Issues discovered so far and solutions for them.
Make sure that the raster datasets being compared are completely identical
in their extent (bounding box position and dimensions), resolution and
coordinate projection systems. Tools that work with geographic data in raster
formats typically expect all layers to have exactly the same dimensions,
no relative shifting, no variation in projections etc. Not all of them have
proper error reporting when these conditions do not hold. An incorrectly skewed
mask layer creates holes for phantom features in the resulting vector layer,
simultaneously leaving a lot of overlapping for features that should not have
been generated at all.
There are no known tools working directly with OSM-format data that allow
for conflict resolution with another set of vector features. One can, however,
import existing OSM data into one of GIS applications together with import vector
data and do your processing there, then export modified import vector features
to an OSM file. More exploration is needed in this direction to see how efficient
and accurate it can be, e.g. using vector overlaying .
You might consider some old vector features for removal from the OSM dataset if
new features that are located at the same position are of better spatial resolution,
quality or tagging set.
For example, data coming from older imports may be considered for replacement by
new, more recent/detailed import data.
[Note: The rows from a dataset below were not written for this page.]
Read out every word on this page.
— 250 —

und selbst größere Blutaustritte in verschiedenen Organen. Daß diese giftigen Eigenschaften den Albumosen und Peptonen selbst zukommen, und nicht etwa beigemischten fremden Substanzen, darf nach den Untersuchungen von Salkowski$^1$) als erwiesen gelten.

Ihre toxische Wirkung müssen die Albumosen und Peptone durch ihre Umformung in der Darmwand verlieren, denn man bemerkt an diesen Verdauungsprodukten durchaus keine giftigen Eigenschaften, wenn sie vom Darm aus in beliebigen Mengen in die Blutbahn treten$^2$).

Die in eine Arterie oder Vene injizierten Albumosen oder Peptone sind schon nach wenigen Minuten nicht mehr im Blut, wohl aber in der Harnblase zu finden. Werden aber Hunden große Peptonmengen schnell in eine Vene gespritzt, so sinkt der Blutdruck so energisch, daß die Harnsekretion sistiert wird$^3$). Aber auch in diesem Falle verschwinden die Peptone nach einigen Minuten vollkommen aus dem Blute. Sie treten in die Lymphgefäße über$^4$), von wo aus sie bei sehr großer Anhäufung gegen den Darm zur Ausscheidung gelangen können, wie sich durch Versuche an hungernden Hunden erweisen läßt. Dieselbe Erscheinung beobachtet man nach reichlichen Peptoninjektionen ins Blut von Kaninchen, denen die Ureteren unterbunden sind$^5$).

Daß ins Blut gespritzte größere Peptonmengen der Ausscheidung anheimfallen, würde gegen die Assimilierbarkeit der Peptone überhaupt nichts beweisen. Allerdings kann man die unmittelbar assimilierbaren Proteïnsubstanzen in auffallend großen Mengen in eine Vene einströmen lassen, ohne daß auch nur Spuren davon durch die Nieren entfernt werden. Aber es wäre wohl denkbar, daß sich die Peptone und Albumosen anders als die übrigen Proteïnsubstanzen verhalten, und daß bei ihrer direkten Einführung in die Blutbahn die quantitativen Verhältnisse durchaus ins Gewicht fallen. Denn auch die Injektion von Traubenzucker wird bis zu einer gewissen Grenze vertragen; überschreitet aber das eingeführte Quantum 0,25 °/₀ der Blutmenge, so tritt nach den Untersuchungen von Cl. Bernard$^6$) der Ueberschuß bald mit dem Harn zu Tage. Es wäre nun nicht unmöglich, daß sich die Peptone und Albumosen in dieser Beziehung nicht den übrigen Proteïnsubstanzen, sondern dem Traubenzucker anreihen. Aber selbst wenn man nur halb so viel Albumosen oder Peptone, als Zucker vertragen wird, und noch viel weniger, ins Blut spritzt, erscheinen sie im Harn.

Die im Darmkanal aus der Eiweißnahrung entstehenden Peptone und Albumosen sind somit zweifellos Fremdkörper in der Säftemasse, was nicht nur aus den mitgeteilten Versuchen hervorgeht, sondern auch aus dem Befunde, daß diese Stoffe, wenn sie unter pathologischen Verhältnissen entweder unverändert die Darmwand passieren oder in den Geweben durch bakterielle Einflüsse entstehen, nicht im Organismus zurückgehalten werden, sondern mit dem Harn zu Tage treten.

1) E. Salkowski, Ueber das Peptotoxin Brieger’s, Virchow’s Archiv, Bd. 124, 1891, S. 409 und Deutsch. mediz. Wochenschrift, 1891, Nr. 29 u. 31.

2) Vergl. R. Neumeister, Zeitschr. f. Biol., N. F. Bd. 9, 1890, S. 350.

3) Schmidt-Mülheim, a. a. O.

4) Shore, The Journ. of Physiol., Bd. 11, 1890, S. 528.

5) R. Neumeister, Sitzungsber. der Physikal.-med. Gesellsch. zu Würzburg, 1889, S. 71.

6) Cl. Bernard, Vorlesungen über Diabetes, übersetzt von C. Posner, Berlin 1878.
Be careful however with editing OSM XML
extract files in your scripts as simply deleting (or marking for deletion) nodes,
ways or relations may leave dangling references from other objects somewhere outside
the current map extent. Typically, it is best avoided to automatically remove
old features; the final decision must be made in manual mode.
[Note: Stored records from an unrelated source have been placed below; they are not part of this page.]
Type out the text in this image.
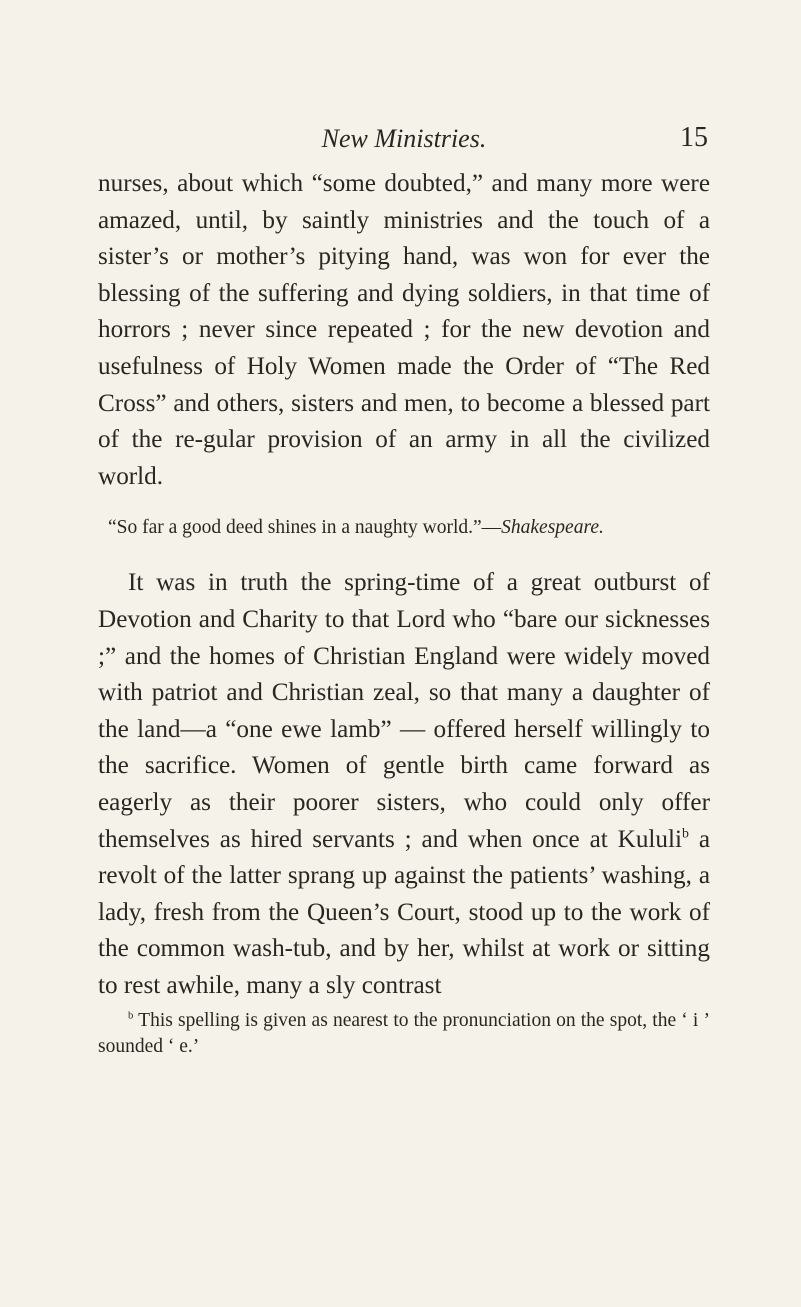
New Ministries.	15

nurses, about which “some doubted,” and many more were amazed, until, by saintly ministries and the touch of a sister’s or mother’s pitying hand, was won for ever the blessing of the suffering and dying soldiers, in that time of horrors ; never since repeated ; for the new devotion and usefulness of Holy Women made the Order of “The Red Cross” and others, sisters and men, to become a blessed part of the re-gular provision of an army in all the civilized world.

“So far a good deed shines in a naughty world.”—Shakespeare.

It was in truth the spring-time of a great outburst of Devotion and Charity to that Lord who “bare our sicknesses ;” and the homes of Christian England were widely moved with patriot and Christian zeal, so that many a daughter of the land—a “one ewe lamb” — offered herself willingly to the sacrifice. Women of gentle birth came forward as eagerly as their poorer sisters, who could only offer themselves as hired servants ; and when once at Kululi$^b$ a revolt of the latter sprang up against the patients’ washing, a lady, fresh from the Queen’s Court, stood up to the work of the common wash-tub, and by her, whilst at work or sitting to rest awhile, many a sly contrast

$^b$ This spelling is given as nearest to the pronunciation on the spot, the ‘ i ’ sounded ‘ e.’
Deleting objects is easier in new data layers as they have not yet been “observed”
in a global database and no external references could be created yet, so you can
just drop unnecessary objects from your files. Land cover data is almost always
redundant to some extent, so often instead of trying to solve a complex conflicting
overlapping or intersection it is easier to remove them altogether and replace with
a manually drawn configuration.
If your old and new vector features can overlap in an arbitrary manner, you should
explore known algorithms for merging, subtracting etc. operations on (multi)polygons.
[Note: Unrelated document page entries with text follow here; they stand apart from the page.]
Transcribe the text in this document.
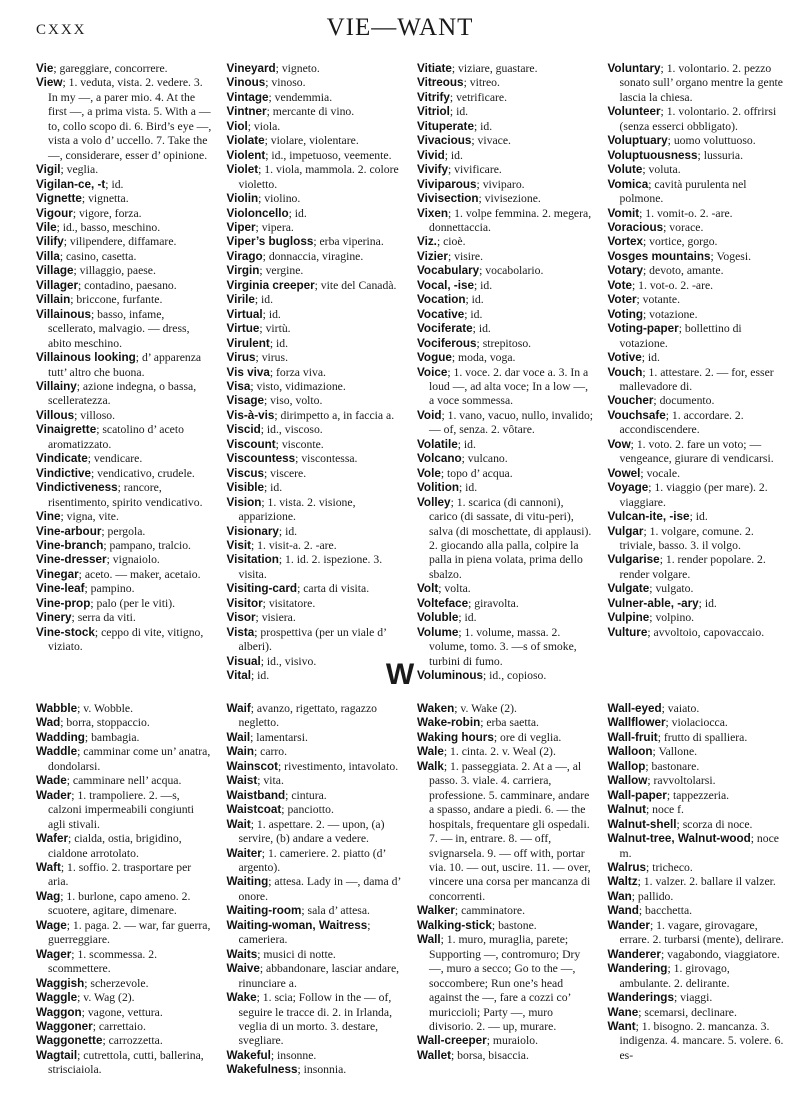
CXXX	VIE—WANT
Vie; gareggiare, concorrere.
View; 1. veduta, vista. 2. vedere. 3. In my —, a parer mio. 4. At the first —, a prima vista. 5. With a — to, collo scopo di. 6. Bird’s eye —, vista a volo d’ uccello. 7. Take the —, considerare, esser d’ opinione.
Vigil; veglia.
Vigilan-ce, -t; id.
Vignette; vignetta.
Vigour; vigore, forza.
Vile; id., basso, meschino.
Vilify; vilipendere, diffamare.
Villa; casino, casetta.
Village; villaggio, paese.
Villager; contadino, paesano.
Villain; briccone, furfante.
Villainous; basso, infame, scellerato, malvagio. — dress, abito meschino.
Villainous looking; d’ apparenza tutt’ altro che buona.
Villainy; azione indegna, o bassa, scelleratezza.
Villous; villoso.
Vinaigrette; scatolino d’ aceto aromatizzato.
Vindicate; vendicare.
Vindictive; vendicativo, crudele.
Vindictiveness; rancore, risentimento, spirito vendicativo.
Vine; vigna, vite.
Vine-arbour; pergola.
Vine-branch; pampano, tralcio.
Vine-dresser; vignaiolo.
Vinegar; aceto. — maker, acetaio.
Vine-leaf; pampino.
Vine-prop; palo (per le viti).
Vinery; serra da viti.
Vine-stock; ceppo di vite, vitigno, viziato.
Vineyard; vigneto.
Vinous; vinoso.
Vintage; vendemmia.
Vintner; mercante di vino.
Viol; viola.
Violate; violare, violentare.
Violent; id., impetuoso, veemente.
Violet; 1. viola, mammola. 2. colore violetto.
Violin; violino.
Violoncello; id.
Viper; vipera.
Viper’s bugloss; erba viperina.
Virago; donnaccia, viragine.
Virgin; vergine.
Virginia creeper; vite del Canadà.
Virile; id.
Virtual; id.
Virtue; virtù.
Virulent; id.
Virus; virus.
Vis viva; forza viva.
Visa; visto, vidimazione.
Visage; viso, volto.
Vis-à-vis; dirimpetto a, in faccia a.
Viscid; id., viscoso.
Viscount; visconte.
Viscountess; viscontessa.
Viscus; viscere.
Visible; id.
Vision; 1. vista. 2. visione, apparizione.
Visionary; id.
Visit; 1. visit-a. 2. -are.
Visitation; 1. id. 2. ispezione. 3. visita.
Visiting-card; carta di visita.
Visitor; visitatore.
Visor; visiera.
Vista; prospettiva (per un viale d’ alberi).
Visual; id., visivo.
Vital; id.
Vitiate; viziare, guastare.
Vitreous; vitreo.
Vitrify; vetrificare.
Vitriol; id.
Vituperate; id.
Vivacious; vivace.
Vivid; id.
Vivify; vivificare.
Viviparous; viviparo.
Vivisection; vivisezione.
Vixen; 1. volpe femmina. 2. megera, donnettaccia.
Viz.; cioè.
Vizier; visire.
Vocabulary; vocabolario.
Vocal, -ise; id.
Vocation; id.
Vocative; id.
Vociferate; id.
Vociferous; strepitoso.
Vogue; moda, voga.
Voice; 1. voce. 2. dar voce a. 3. In a loud —, ad alta voce; In a low —, a voce sommessa.
Void; 1. vano, vacuo, nullo, invalido; — of, senza. 2. vôtare.
Volatile; id.
Volcano; vulcano.
Vole; topo d’ acqua.
Volition; id.
Volley; 1. scarica (di cannoni), carico (di sassate, di vitu-peri), salva (di moschettate, di applausi). 2. giocando alla palla, colpire la palla in piena volata, prima dello sbalzo.
Volt; volta.
Volteface; giravolta.
Voluble; id.
Volume; 1. volume, massa. 2. volume, tomo. 3. —s of smoke, turbini di fumo.
Voluminous; id., copioso.
Voluntary; 1. volontario. 2. pezzo sonato sull’ organo mentre la gente lascia la chiesa.
Volunteer; 1. volontario. 2. offrirsi (senza esserci obbligato).
Voluptuary; uomo voluttuoso.
Voluptuousness; lussuria.
Volute; voluta.
Vomica; cavità purulenta nel polmone.
Vomit; 1. vomit-o. 2. -are.
Voracious; vorace.
Vortex; vortice, gorgo.
Vosges mountains; Vogesi.
Votary; devoto, amante.
Vote; 1. vot-o. 2. -are.
Voter; votante.
Voting; votazione.
Voting-paper; bollettino di votazione.
Votive; id.
Vouch; 1. attestare. 2. — for, esser mallevadore di.
Voucher; documento.
Vouchsafe; 1. accordare. 2. accondiscendere.
Vow; 1. voto. 2. fare un voto; — vengeance, giurare di vendicarsi.
Vowel; vocale.
Voyage; 1. viaggio (per mare). 2. viaggiare.
Vulcan-ite, -ise; id.
Vulgar; 1. volgare, comune. 2. triviale, basso. 3. il volgo.
Vulgarise; 1. render popolare. 2. render volgare.
Vulgate; vulgato.
Vulner-able, -ary; id.
Vulpine; volpino.
Vulture; avvoltoio, capovaccaio.
W
Wabble; v. Wobble.
Wad; borra, stoppaccio.
Wadding; bambagia.
Waddle; camminar come un’ anatra, dondolarsi.
Wade; camminare nell’ acqua.
Wader; 1. trampoliere. 2. —s, calzoni impermeabili congiunti agli stivali.
Wafer; cialda, ostia, brigidino, cialdone arrotolato.
Waft; 1. soffio. 2. trasportare per aria.
Wag; 1. burlone, capo ameno. 2. scuotere, agitare, dimenare.
Wage; 1. paga. 2. — war, far guerra, guerreggiare.
Wager; 1. scommessa. 2. scommettere.
Waggish; scherzevole.
Waggle; v. Wag (2).
Waggon; vagone, vettura.
Waggoner; carrettaio.
Waggonette; carrozzetta.
Wagtail; cutrettola, cutti, ballerina, strisciaiola.
Waif; avanzo, rigettato, ragazzo negletto.
Wail; lamentarsi.
Wain; carro.
Wainscot; rivestimento, intavolato.
Waist; vita.
Waistband; cintura.
Waistcoat; panciotto.
Wait; 1. aspettare. 2. — upon, (a) servire, (b) andare a vedere.
Waiter; 1. cameriere. 2. piatto (d’ argento).
Waiting; attesa. Lady in —, dama d’ onore.
Waiting-room; sala d’ attesa.
Waiting-woman, Waitress; cameriera.
Waits; musici di notte.
Waive; abbandonare, lasciar andare, rinunciare a.
Wake; 1. scia; Follow in the — of, seguire le tracce di. 2. in Irlanda, veglia di un morto. 3. destare, svegliare.
Wakeful; insonne.
Wakefulness; insonnia.
Waken; v. Wake (2).
Wake-robin; erba saetta.
Waking hours; ore di veglia.
Wale; 1. cinta. 2. v. Weal (2).
Walk; 1. passeggiata. 2. At a —, al passo. 3. viale. 4. carriera, professione. 5. camminare, andare a spasso, andare a piedi. 6. — the hospitals, frequentare gli ospedali. 7. — in, entrare. 8. — off, svignarsela. 9. — off with, portar via. 10. — out, uscire. 11. — over, vincere una corsa per mancanza di concorrenti.
Walker; camminatore.
Walking-stick; bastone.
Wall; 1. muro, muraglia, parete; Supporting —, contromuro; Dry —, muro a secco; Go to the —, soccombere; Run one’s head against the —, fare a cozzi co’ muriccioli; Party —, muro divisorio. 2. — up, murare.
Wall-creeper; muraiolo.
Wallet; borsa, bisaccia.
Wall-eyed; vaiato.
Wallflower; violaciocca.
Wall-fruit; frutto di spalliera.
Walloon; Vallone.
Wallop; bastonare.
Wallow; ravvoltolarsi.
Wall-paper; tappezzeria.
Walnut; noce f.
Walnut-shell; scorza di noce.
Walnut-tree, Walnut-wood; noce m.
Walrus; tricheco.
Waltz; 1. valzer. 2. ballare il valzer.
Wan; pallido.
Wand; bacchetta.
Wander; 1. vagare, girovagare, errare. 2. turbarsi (mente), delirare.
Wanderer; vagabondo, viaggiatore.
Wandering; 1. girovago, ambulante. 2. delirante.
Wanderings; viaggi.
Wane; scemarsi, declinare.
Want; 1. bisogno. 2. mancanza. 3. indigenza. 4. mancare. 5. volere. 6. es-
Be sure to measure their performance however as they may be too slow for bigger
datasets. A simpler and faster spatial strategies to detect some common cases of
(non)interactions between features should be cleverly used. For example,
before calculating an intersection of two polygons, check if their bounding
boxes overlap. If they do not overlap, there is no chance of intersection either,
and there is no need to run a complex algorithm for discovering that.
There are many spatial indexes invented to aid with the general task of telling
whether two objects are “close” to each other.
If there is a guarantee that features may only intersect in a tight area along
their common borders, one can try snapping  of nodes to lines in an attempt to
unify the border between the features. This is not universal, however, as
there will always be cases when manual post-editing will be needed. The
following JOSM plug-in  was developed to assist with a kind of node snapping
in JOSM; it still relies on manual adjustment for complex cases.
There are a lot of common specific issues with the land cover data and its
conflation. Pictures should also definitely help with explaining them.
I plan to talk about these in more details later in a separate post.